Publicado: Quinta, 07 de Julho de 2016, 15h57 | Última atualização em Quarta, 13 de Julho de 2016, 17h58 | Acessos: 749

Introdução

Não existe um consenso sobre a definição técnica do termo pesca artesanal, que também pode ser chamada de pesca em pequena escala. Seu entendimento é muitas vezes construído na oposição à pesca em larga escala, industrial, que utiliza recursos inacessíveis aos pescadores artesanais. Recorremos, portanto, ao conhecimento subjetivo do baiano Robinson:

“A gente tem que respeitar o mar porque ele é muito importante. A gente não pode brincar, entendeu? Se a gente brincar, o que acontece? Machuca a gente, quebra nossa embarcação, aí dá prejuízo para nós. Então a gente tem que respeitar o mar. E quando ele tá manso, a gente faz nossos fretes, nossas pescarias, entendeu? Ganha o trocadinho do mar, que é o único dinheiro que a gente tira do mar, que consegue arrancar porque a gente vive da pesca [...]. Nossa praia para nós é sagrada.” 1- Robinson, pescador em Itapoã

As comunidades de pescadores artesanais estão espalhadas por rios, lagos e toda a costa brasileira e são, por isso mesmo, muito diversas entre si. O elo entre esses diferentes grupos é o cotidiano de trabalho com as águas, labuta que é possível devido a um acúmulo de conhecimentos locais específicos sobre vento, maré, cheias e vazantes, posição e movimento dos cardumes, entre outros, sempre aliado a técnicas tradicionais de pesca e navegação.

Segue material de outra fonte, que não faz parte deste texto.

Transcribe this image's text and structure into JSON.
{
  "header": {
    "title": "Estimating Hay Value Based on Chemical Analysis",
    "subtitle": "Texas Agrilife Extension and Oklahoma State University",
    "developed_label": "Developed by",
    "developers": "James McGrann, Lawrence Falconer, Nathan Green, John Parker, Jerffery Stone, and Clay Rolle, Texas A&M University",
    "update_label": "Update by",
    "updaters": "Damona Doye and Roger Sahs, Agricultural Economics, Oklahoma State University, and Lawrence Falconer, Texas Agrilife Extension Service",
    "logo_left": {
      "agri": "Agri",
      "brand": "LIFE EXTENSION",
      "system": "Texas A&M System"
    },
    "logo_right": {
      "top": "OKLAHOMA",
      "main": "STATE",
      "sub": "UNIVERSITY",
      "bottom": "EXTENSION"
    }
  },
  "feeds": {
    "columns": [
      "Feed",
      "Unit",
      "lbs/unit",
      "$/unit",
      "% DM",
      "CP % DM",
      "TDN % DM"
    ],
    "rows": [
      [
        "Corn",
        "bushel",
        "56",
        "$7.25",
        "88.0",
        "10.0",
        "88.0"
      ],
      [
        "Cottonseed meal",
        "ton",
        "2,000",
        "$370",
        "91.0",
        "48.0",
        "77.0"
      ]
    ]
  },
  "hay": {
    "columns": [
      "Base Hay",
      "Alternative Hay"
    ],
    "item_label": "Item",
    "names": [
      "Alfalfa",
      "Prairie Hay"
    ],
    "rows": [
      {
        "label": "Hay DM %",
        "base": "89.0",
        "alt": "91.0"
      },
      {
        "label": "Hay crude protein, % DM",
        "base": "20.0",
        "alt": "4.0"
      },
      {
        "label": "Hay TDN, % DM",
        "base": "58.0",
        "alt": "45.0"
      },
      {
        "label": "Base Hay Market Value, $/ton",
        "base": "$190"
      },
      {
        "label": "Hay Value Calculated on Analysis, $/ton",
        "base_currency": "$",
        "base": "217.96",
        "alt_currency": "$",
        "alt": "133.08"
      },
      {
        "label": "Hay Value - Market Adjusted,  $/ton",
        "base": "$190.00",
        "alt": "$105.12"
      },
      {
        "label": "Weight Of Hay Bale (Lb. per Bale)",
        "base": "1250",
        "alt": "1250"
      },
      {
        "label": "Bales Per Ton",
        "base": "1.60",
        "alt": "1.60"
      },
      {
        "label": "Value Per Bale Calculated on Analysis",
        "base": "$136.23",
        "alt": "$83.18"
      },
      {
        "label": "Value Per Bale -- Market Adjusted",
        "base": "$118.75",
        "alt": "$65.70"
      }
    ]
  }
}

As águas representam ao mesmo tempo fonte de renda e de tragédia, impondo uma natureza múltipla que se apresenta ora como provedora, ora como destruidora. A pesca não é uma atividade garantida, ou mesmo fácil. É comum que pescadores experientes retornem com pouco peixe, menos do que o necessário para financiar a expedição. Em muitos lugares essa dinâmica é encarada como um jogo, um eterno perde e ganha submetido ao capricho dos deuses e à esperteza, tanto do peixe quanto do pescador, ambos em disputa permanente pela própria vida.

A água alcança, portanto, a condição de sagrada. Nela, vida e morte se realizam. Os pescadores artesanais compreendem profundamente essa relação, absorvendo conhecimentos empíricos e lendas em seu cotidiano de trabalho. Por toda a costa brasileira, acima de todas as variações e sotaques regionais presentes entre os diferentes grupos de pescadores, haverá sempre uma relação próxima com as águas, algo de respeito e desafio, algo que atrai e aterroriza, que nutre e mata. Eis uma das expressões do sagrado e da relação complexa que os pescadores artesanais estabelecem com suas águas.